What this PR does: This PR structures the run config with only a single prominent key:
- providers
Providers are instances of configured provider types. Here's an example which shows two instances of the remote::tgi provider which are serving two different models.
providers:
inference:
- provider_id: foo
provider_type: remote::tgi
config: { ... }
- provider_id: bar
provider_type: remote::tgi
config: { ... }
Secondly, the PR adds dynamic registration of { models | shields | memory_banks } to the API surface. The distribution still acts like a "routing table" (as previously) except that it asks the backing providers for a listing of these objects. For example it asks a TGI or Ollama inference adapter what models it is serving. Only the models that are being actually served can be requested by the user for inference. Otherwise, the Stack server will throw an error.

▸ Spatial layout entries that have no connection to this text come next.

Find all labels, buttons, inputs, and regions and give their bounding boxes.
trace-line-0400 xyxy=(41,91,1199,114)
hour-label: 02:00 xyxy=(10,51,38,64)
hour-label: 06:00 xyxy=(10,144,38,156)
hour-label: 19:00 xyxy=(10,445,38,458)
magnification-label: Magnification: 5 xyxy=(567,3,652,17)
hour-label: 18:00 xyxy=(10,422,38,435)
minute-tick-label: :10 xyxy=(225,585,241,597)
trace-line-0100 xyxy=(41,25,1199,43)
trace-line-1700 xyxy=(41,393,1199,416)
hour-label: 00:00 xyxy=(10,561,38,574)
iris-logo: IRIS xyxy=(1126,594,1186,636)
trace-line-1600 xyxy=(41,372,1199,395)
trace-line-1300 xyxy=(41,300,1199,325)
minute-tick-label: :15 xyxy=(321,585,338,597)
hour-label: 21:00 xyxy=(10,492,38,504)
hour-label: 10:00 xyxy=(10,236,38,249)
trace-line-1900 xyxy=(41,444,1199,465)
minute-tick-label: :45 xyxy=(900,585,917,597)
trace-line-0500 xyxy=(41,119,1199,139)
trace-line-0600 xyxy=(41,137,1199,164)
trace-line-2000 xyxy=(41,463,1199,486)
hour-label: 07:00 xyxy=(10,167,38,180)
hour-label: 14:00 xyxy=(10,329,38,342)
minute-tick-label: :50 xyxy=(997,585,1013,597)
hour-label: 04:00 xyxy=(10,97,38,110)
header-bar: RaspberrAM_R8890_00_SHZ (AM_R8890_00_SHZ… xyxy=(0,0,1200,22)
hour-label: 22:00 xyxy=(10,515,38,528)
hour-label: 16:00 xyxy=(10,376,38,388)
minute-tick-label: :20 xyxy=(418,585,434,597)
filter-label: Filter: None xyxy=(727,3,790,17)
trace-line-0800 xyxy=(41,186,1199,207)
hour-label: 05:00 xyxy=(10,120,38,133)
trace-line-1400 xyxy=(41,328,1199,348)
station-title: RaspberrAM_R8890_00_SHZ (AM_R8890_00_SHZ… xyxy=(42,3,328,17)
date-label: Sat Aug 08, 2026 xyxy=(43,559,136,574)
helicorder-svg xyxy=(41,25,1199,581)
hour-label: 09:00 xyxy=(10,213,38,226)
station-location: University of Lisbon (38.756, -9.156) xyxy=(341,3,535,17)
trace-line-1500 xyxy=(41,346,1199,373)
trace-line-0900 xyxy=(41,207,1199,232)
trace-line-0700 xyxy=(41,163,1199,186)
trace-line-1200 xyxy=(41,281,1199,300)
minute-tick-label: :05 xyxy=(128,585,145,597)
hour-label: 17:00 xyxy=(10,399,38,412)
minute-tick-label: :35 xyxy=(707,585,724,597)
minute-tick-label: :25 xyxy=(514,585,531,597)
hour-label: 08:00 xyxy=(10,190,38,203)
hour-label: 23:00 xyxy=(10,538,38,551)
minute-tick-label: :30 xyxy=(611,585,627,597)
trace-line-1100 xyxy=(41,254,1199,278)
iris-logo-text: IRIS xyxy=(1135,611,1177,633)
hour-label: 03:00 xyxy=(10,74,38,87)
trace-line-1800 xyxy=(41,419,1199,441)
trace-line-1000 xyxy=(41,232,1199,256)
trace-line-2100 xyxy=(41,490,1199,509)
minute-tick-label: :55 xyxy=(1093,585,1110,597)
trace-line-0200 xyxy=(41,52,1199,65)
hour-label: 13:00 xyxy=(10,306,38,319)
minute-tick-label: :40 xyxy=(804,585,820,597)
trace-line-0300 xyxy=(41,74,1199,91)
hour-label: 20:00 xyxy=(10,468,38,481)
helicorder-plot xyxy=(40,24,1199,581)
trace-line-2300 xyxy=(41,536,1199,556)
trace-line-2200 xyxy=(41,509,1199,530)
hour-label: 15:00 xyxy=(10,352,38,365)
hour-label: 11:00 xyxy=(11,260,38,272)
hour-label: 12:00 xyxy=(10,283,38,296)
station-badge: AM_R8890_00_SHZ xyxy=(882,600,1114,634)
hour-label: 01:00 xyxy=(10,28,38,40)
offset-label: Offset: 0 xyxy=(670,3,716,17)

When dynamically registering these objects, you can use the provider IDs shown above. Info about providers can be obtained using the Api.inspect set of endpoints (/providers, /routes, etc.)
The above examples shows the correspondence between inference providers and models registry items. Things work similarly for the safety <=> shields and memory <=> memory_banks pairs.
Registry: This PR also makes it so that Providers need to implement additional methods for registering and listing objects. For example, each Inference provider is now expected to implement the ModelsProtocolPrivate protocol (naming is not great!) which consists of two methods
register_model
list_models
The goal is to inform the provider that a certain model needs to be supported so the provider can make any relevant backend changes if needed (or throw an error if the model cannot be supported.)
There are many other cleanups included some of which are detailed in a follow-up comment.